为了优化单发多收协同雷达(single-transmitter multi-receiver cooperative radar, SMCR)探测系统的低截获概率(low probability of interception, LPI)，利用SMCR目标探测的截获因子构造优化目标函数。首先，在二维平面上描述SMCR目标探测场景，分析探测区域内接收机队列的接收增益及其近似估计方法。然后，针对目标位置先验已知情况，建立SMCR系统的接收机队列优化模型，分析模型解集。最后，针对目标搜索区域先验已知情况，从多个维度仿真分析接收机队列的LPI特性。仿真结果表明，针对目标位置或目标搜索区域先验已知的SMCR探测场景，接收机队列的队形设计有利于改善系统的LPI性能。针对目标位置已知的实测数据定性说明了所提方法仿真结果的合理性。

关键词: 雷达, 协同探测, 低截获概率

Abstract:

To optimize the low probability of interception(LPI) of the single-transmitter multi-receiver cooperative radar (SMCR) detection system, the optimization objective function with the interception factor is established through target detection equation of the SMCR. Firstly, the target detection scenario of the SMCR on a two-dimensional plane is illustrated, and the receiving gain and its approximate estimation method of the receivers formation is analyzed in the detection area of the SMCR. Then, according to the prior knowledge of the target location, the receivers formation optimization model of SMCR system is established, and its solution set is analyzed. Finally, aiming at the prior knowledge of the target search area, the LPI property of SMCR is analyzed by simulating the receivers formation from several different aspects. Simulation results show that for SMCR detection scenarios where the target position or target search area is known as priori, the design of the receivers formation is beneficial for improving the LPI performance of the system. Known measured data of the target location qualitatively demonstrate the rationality of the simulation results of the proposed method.

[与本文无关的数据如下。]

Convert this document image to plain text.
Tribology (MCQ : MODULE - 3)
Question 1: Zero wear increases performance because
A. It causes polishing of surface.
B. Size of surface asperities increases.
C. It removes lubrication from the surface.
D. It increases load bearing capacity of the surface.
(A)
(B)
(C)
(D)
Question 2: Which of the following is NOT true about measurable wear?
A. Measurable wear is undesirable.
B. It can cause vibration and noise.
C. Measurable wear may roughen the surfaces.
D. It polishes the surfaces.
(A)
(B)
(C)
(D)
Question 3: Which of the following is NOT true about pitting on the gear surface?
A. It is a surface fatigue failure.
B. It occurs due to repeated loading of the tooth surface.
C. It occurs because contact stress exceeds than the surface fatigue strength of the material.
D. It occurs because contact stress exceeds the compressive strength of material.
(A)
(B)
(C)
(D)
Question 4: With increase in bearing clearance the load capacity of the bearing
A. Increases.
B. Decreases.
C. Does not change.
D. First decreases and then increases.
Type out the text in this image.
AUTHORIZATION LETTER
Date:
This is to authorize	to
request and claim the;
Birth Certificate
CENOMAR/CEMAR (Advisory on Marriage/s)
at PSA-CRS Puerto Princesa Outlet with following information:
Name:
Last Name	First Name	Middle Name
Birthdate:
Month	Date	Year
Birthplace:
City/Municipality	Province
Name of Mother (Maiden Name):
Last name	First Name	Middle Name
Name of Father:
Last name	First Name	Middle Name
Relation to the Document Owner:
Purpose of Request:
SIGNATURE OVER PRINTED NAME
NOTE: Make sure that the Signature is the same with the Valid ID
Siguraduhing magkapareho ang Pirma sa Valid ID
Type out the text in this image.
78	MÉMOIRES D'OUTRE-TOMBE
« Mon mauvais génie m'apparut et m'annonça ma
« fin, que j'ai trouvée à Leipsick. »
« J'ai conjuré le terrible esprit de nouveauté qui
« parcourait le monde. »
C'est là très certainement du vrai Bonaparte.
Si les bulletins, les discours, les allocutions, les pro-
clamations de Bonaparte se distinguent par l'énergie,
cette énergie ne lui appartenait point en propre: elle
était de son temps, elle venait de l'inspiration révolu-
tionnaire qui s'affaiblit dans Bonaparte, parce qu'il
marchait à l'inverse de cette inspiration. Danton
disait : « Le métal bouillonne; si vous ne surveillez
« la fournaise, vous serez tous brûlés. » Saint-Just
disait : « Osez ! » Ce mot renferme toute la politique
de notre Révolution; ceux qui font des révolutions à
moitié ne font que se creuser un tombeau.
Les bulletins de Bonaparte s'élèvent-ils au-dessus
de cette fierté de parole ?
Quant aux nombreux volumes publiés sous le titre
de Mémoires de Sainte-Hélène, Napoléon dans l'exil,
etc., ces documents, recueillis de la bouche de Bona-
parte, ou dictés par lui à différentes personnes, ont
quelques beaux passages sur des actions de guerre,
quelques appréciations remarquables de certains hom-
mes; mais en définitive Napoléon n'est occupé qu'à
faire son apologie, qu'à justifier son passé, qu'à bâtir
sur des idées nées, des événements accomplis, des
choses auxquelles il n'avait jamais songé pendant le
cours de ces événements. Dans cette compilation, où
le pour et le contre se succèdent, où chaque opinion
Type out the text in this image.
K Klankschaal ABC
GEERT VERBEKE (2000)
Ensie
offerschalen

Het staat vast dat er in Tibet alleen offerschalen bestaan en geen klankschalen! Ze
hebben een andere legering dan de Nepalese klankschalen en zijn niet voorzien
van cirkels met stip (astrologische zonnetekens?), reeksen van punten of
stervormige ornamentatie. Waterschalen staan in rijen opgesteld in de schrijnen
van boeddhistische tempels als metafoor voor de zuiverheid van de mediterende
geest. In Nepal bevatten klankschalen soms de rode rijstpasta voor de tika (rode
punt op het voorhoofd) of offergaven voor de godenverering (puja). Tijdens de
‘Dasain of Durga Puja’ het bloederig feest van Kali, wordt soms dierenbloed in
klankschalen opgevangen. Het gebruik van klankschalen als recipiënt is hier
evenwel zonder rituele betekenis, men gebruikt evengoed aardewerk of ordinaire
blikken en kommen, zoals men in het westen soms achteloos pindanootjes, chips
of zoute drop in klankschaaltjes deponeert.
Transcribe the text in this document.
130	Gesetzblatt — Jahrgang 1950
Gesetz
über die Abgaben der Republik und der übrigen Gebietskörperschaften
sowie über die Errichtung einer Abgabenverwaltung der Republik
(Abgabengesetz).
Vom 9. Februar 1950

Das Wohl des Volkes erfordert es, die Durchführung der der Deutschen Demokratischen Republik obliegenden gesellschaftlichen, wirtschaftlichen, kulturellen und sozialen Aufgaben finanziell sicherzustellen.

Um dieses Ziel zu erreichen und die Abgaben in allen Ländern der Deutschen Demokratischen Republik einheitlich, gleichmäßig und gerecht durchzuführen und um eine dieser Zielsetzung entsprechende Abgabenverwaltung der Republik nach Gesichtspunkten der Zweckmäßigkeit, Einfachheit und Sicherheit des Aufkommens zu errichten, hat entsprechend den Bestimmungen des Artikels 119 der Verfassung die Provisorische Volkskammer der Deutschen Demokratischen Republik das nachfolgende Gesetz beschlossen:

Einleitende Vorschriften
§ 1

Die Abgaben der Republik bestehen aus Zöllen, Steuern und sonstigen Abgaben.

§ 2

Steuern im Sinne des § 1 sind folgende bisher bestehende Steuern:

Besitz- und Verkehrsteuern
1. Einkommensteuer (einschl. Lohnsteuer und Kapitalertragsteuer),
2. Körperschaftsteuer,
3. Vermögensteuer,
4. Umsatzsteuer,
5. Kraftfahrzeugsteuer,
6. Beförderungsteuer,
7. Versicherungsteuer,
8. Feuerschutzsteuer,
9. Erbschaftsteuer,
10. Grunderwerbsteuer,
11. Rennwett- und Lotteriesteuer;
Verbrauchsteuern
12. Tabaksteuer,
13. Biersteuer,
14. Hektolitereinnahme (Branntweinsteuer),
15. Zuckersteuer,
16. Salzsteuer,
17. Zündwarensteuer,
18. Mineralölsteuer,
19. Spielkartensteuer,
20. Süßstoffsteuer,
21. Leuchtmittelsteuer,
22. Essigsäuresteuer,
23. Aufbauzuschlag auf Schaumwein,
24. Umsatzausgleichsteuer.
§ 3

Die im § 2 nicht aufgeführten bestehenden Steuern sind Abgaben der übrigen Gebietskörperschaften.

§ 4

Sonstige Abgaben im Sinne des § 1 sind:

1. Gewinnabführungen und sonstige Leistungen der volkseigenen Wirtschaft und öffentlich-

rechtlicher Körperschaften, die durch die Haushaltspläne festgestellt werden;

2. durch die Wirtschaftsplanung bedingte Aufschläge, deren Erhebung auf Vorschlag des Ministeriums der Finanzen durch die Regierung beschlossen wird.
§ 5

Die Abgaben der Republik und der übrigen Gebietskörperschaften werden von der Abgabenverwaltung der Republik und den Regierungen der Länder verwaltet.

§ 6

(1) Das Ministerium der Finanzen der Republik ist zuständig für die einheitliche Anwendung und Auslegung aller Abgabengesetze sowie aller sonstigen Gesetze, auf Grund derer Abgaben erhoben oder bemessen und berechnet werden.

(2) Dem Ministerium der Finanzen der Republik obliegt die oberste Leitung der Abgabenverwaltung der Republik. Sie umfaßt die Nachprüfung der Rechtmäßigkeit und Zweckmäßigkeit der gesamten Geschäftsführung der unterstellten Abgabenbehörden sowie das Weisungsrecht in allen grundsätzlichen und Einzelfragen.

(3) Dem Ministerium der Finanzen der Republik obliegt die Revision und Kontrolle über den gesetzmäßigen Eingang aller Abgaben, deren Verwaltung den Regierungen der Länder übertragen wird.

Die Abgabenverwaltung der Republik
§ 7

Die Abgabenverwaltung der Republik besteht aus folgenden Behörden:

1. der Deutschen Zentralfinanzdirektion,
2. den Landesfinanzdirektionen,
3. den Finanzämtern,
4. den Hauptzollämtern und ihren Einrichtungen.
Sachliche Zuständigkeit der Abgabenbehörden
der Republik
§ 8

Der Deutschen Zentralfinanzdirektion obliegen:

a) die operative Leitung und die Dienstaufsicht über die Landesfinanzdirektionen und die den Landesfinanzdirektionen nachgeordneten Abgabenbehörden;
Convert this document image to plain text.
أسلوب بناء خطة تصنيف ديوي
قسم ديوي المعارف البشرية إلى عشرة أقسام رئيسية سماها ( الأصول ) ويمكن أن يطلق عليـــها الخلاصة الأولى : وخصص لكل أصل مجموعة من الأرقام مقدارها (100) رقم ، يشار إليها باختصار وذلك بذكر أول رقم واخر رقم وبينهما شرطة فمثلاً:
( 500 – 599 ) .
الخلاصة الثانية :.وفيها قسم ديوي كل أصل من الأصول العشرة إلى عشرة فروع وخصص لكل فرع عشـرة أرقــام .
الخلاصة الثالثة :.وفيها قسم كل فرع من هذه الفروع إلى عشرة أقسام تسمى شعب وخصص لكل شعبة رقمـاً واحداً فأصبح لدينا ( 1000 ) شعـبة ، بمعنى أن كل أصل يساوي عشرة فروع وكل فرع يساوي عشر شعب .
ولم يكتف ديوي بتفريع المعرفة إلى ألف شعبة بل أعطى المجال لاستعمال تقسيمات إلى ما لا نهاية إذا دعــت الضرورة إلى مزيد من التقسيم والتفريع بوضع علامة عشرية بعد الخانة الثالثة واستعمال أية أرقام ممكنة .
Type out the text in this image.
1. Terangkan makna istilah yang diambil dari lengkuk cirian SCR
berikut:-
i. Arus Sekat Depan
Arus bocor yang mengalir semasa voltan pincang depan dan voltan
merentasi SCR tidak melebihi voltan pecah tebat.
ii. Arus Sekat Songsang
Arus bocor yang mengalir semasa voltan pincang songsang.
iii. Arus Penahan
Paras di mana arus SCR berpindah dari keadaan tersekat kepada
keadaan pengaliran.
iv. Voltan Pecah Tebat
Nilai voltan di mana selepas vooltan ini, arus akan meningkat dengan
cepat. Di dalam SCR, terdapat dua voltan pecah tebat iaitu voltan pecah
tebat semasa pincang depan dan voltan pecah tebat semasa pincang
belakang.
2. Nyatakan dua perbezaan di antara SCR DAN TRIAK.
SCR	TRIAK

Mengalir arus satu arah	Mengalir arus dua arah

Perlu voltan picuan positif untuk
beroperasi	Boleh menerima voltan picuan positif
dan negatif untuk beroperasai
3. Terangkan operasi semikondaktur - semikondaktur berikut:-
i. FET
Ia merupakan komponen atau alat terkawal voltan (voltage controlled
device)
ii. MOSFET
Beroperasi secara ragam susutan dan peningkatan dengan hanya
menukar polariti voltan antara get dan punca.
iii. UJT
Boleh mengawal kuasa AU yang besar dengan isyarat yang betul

Key words: radar, cooperative detection, low probability of interception (LPI)

中图分类号:

TN966

田晨, 管洋阳, 戴春亮, 毛宇. 单发多收协同雷达低截获概率探测的接收机队列设计[J]. 系统工程与电子技术, 2025, 47(7): 2176-2184.

Chen TIAN, Yangyang GUAN, Chunliang DAI, Yu MAO. LPI based line formation design of multiple receivers for single-transmitter multiple-receiver cooperative radar system[J]. Systems Engineering and Electronics, 2025, 47(7): 2176-2184.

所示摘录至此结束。